The titter broke into a roar of delight. “Thrue for ye!” shouted Parley-voo Flynn, pounding the arm of Jamie’s chair with his one fist. “All ye’ve got to do, Patsy, is to be puttin’ your boots beside your chair onct more, an’ them legs will scrooch comfortably into them an’ never haunt ye again. The lass is right, isn’t she, Jamie?”

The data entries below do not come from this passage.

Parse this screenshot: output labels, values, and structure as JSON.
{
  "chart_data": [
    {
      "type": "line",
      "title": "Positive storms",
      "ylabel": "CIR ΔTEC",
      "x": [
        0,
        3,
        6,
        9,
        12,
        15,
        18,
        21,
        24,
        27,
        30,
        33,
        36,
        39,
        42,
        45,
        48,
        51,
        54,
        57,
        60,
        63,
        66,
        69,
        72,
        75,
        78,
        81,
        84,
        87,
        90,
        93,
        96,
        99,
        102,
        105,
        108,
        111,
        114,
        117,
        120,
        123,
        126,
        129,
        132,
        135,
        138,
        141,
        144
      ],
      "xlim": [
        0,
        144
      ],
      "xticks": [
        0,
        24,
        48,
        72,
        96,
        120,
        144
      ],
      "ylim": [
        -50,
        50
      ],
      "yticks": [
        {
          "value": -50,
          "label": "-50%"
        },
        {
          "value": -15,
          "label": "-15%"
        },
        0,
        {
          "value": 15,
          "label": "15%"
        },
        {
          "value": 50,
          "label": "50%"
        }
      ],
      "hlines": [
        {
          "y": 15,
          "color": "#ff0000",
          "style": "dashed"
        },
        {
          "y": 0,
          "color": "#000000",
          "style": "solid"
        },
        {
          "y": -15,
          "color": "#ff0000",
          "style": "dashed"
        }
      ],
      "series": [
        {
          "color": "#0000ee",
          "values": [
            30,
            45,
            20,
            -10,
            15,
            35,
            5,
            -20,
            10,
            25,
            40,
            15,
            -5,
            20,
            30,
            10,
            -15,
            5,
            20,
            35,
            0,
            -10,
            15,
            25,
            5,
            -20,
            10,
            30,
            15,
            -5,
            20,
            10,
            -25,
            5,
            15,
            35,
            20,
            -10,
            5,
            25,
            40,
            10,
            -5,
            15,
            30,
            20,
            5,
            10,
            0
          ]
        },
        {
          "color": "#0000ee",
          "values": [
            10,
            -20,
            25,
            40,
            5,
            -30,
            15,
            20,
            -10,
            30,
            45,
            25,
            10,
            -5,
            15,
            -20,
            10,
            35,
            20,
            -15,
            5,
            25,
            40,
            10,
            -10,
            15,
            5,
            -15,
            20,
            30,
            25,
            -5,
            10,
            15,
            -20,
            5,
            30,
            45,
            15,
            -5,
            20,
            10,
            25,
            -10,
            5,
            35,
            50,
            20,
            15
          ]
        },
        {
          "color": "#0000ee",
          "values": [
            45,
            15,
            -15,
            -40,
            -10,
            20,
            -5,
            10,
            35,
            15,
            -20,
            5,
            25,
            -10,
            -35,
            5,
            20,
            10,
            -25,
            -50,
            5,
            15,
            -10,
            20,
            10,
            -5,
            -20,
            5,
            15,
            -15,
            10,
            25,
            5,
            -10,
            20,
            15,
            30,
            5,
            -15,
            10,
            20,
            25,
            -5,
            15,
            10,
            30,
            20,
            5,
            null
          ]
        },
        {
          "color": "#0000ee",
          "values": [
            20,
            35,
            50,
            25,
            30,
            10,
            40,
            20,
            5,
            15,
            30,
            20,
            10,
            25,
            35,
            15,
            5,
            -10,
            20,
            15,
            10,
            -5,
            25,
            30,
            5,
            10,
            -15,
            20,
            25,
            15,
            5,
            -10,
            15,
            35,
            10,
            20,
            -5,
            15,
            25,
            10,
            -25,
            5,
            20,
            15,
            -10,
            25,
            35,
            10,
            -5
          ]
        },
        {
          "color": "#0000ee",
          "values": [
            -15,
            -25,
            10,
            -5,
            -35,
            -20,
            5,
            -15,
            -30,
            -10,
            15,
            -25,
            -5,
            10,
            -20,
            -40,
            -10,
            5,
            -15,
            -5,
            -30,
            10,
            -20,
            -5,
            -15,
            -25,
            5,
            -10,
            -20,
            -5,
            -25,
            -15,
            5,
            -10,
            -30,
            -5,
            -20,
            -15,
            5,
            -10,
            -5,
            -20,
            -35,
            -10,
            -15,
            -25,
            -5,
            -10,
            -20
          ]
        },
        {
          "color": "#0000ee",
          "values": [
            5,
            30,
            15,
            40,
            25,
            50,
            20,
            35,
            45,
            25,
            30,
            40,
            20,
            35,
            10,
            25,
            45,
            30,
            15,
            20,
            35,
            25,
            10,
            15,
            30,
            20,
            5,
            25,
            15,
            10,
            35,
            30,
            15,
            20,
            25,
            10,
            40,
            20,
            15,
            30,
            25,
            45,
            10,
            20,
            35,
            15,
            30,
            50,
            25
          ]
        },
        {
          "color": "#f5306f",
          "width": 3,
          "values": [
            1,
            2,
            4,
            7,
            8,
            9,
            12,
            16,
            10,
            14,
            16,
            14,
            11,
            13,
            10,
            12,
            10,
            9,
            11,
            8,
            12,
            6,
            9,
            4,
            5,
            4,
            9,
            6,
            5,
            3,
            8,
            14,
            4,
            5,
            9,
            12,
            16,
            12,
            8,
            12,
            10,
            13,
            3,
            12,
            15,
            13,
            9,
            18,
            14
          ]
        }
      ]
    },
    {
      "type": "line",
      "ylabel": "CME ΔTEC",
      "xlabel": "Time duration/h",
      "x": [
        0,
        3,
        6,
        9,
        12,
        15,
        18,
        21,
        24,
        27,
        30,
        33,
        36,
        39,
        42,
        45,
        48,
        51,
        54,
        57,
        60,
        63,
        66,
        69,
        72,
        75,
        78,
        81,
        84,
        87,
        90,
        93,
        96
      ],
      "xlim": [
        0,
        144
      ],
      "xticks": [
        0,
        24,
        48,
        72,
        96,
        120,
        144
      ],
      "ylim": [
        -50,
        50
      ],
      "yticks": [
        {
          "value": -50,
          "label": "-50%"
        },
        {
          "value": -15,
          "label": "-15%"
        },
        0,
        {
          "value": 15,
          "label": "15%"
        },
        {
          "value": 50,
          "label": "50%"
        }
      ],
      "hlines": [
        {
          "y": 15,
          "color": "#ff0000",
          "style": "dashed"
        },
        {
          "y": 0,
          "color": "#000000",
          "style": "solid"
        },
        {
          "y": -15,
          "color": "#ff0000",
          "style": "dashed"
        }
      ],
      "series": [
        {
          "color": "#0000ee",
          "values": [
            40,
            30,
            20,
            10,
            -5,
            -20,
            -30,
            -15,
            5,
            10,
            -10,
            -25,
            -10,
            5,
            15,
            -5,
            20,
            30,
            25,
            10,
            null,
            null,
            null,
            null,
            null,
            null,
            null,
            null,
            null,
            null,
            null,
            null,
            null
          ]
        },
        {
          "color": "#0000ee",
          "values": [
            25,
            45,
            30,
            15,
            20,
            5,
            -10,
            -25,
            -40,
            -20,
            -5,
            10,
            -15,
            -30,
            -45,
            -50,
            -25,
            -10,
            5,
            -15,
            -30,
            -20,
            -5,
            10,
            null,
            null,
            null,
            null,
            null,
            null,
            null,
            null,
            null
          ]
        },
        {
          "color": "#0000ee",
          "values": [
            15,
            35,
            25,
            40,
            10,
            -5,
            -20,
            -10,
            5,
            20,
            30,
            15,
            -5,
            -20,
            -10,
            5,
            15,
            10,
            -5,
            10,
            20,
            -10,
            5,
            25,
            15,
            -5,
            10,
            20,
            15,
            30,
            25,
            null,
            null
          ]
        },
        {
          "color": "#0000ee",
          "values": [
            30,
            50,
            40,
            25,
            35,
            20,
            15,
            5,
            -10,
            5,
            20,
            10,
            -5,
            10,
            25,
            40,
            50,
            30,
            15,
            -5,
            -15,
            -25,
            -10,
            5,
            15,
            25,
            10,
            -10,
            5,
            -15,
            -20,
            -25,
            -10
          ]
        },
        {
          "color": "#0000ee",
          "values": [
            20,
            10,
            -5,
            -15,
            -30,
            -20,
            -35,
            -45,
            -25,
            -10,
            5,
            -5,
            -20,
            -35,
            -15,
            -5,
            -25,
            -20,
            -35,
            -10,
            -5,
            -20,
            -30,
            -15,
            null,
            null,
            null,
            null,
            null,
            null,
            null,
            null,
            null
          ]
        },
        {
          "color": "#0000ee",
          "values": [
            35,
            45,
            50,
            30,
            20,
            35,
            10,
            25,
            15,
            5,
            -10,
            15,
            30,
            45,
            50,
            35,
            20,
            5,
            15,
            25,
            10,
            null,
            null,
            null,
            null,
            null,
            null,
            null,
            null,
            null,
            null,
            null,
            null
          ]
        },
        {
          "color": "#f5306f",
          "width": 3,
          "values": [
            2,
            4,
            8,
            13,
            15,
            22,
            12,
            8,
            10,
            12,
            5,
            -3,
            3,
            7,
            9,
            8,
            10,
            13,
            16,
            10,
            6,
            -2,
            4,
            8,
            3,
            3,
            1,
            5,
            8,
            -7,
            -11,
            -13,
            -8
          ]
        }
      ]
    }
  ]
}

Eleven pairs of eyes and an odd one shifted apprehensively from the lad who was being dressed to the lad in the wheel-chair, and the eyes all showed varying degrees of trouble, uncertainty, and sorrow. They had a way of searching Jamie out in this fashion many times a day, while he sat very still, with eyes bandaged and lips that never flinched but never broke to a smile.
Larry shook a hairy fist at Parley-voo and answered the question himself:
“Of course she’s right! Isn’t she always? An’ who but a heathen would be doubtin’ the manners of a ghost?”
“Aye, but where will I be gettin’ the boots?” Patsy made a sour grimace. “Me own purty ones had Christian burial somewhere back in that tremendous mud-puddle. Would any gentleman, now, still havin’ two good legs, give me the loan of his boots for one night? Size eleven, if I don’t disremember.”
“That’s Teig’s number. Lend him yours, Teig, like a good lad, or we’ll never be rid o’ them ghosts.” Mat O’Shaughnessy, at the other end of the line, fairly shook with the depth of his wail.
Teig Magee chuckled. He had lost an inch or so of back and was waiting the glad day when they could mend it with an inch or so of shin-bone; in the mean time he was paralyzed. “Say, Docthor, would ye mind reachin’ undther my pillow an’ fetchin’ them out for me? The lads have a way of forgettin’ my hands are temporarily engaged. Thank ye. Ye can have them, Patsy, but ye’ll have to go bail your ghosts won’t up an’ thramp off wi’ them entirely.”